The C: drive, by the way, if it has Windows installed on it, is always a primary partition by default.
The computer's input/output system driver (ntio.sys) allocates drive letters for partitions in the following manner, starting with C::

Primary Partitions take priority over logical partitions and are allocated drive-letters first (even if they are on separate physical disks).
Logical partitions (within extended partitions), if any exist, are then allocated drive letters.

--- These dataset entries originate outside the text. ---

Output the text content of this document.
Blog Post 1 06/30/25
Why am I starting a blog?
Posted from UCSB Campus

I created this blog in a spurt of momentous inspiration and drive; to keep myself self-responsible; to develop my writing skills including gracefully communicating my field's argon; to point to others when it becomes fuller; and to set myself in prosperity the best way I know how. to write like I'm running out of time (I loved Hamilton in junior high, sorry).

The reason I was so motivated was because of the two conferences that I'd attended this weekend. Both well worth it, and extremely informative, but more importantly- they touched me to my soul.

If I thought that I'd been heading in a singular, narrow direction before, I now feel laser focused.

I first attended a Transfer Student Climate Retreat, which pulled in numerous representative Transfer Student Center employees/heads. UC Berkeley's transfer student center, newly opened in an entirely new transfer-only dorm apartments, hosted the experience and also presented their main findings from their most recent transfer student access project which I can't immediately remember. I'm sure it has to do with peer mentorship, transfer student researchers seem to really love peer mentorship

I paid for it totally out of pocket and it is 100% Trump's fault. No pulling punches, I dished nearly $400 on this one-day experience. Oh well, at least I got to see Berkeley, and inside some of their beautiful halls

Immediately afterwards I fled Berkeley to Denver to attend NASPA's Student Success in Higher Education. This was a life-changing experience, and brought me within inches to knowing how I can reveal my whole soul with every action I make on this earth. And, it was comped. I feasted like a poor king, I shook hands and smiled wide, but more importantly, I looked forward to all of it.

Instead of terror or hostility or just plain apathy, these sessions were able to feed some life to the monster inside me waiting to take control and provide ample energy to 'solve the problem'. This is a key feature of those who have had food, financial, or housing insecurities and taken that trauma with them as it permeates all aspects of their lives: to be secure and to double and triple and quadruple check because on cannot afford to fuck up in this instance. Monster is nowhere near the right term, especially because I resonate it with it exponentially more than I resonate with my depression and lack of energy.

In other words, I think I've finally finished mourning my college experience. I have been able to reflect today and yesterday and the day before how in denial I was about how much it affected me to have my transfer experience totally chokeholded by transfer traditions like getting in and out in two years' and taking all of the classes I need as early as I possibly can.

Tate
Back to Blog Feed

If you only have one physical disk with one primary and (for example) two logical partitions, the resulting sequence of drive letters will be fine (C,D,E,F), but if you were partitioning two physical disks it's important to remember that all primary partitions are allocated drive letters first, otherwise you could end up with a confusing sequence of drive letters, not knowing (apart from C:) which partition was on which disk.

But the bottom line is you can't alter the existing size of your C: partition (nor should you attempt it) if your PC has a Recovery method in place, since the recovery process expects to find a C: partition at least the same size as it was when it left the factory (larger is okay, smaller is not).

There is some software called 'PartitionMagic' which allows you create, merge and enlarge partitions without destroying your Windows installation, but even then it will render your computer's Recovery method (if it has one) unusable for the reasons I've outlined above. If this is not an issue for you, PartitionMagic is here: http://www.symantec....v...p&pvid=pm80

I have used used it in the past (before Symantec acquired it) and it did indeed allow me to enlarge the C: drive without 'breaking' Windows. But that was on XP, not Vista.

Edited by pip22, 14 November 2007 - 10:22 AM.